Bible Commentary
Ezekiel 45
The Holy District and Feasts
In chapter 42, we saw a "holy area" surrounding the temple complex that was a little over one square mile. Ezekiel is now told of a district surrounding this area that is 25,000 x 25,000 cubits (almost exactly 10 x 10 miles). The KJV uses "reeds" here, but the unit of measure is not actually given in the Hebrew. The NKJV says "cubits," which appears to be the correct rendering because the district would be unreasonably large if these measurements were using the full six-cubit measuring rod. There isn't that much land in the area, using the larger measure.

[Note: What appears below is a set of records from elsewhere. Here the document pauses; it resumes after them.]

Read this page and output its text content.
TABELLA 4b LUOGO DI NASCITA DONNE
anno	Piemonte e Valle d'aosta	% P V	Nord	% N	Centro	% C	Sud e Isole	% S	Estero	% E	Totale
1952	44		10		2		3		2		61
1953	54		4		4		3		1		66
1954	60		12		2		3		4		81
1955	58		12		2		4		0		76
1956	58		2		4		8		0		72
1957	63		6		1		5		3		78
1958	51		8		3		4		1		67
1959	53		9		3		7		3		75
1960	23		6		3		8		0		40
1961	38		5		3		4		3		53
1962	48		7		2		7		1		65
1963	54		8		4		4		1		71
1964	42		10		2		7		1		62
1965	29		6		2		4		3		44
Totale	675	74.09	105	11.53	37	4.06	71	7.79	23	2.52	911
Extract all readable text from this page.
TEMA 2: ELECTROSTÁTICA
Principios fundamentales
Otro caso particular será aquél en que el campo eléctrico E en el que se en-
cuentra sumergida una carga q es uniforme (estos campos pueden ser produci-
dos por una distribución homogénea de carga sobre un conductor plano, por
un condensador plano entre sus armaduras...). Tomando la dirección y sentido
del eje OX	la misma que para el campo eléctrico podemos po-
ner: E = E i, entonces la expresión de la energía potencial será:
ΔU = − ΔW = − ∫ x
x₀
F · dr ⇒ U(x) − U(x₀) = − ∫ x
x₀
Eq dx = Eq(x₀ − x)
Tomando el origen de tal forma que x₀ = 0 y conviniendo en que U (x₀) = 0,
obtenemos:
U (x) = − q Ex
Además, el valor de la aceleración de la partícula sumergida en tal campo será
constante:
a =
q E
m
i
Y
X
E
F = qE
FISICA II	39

This area is also described in chapter 48, where more details are given, and between the two passages we discover that this "capital district" is divided into three main sections. One part is a 10,000-cubit- (4-mile-) wide strip that provides room for the priests' houses. The temple is contained in this portion (verses 1-4)—apparently with a 50-cubit easement outside the parkland wall to prevent anyone from building right up to it (see Ezekiel 45:2). Another section is also 10,000 cubits wide, and provides "twenty chambers" (probably referring to towns with their surrounding pasturelands, compare Numbers 35) for the Levites (Ezekiel 45:5). The final 5,000-cubit strip is for the city and the "whole house of Israel."
Stretching east and west from this 100 square mile district is land given to the "prince." In the same context God says that the Israelite leaders of that time would oppress His people no longer (verses 7-8). The people's land was not to be appropriated by the "government" (see also Ezekiel 46:18), which will have its own land and be responsible for providing certain representative offerings for the people out of the abundance owned by it (Ezekiel 45:17). Included in this are the festival offerings in the first and seventh months. We see in this section that God's Sabbath and feasts will be observed during the Millennium.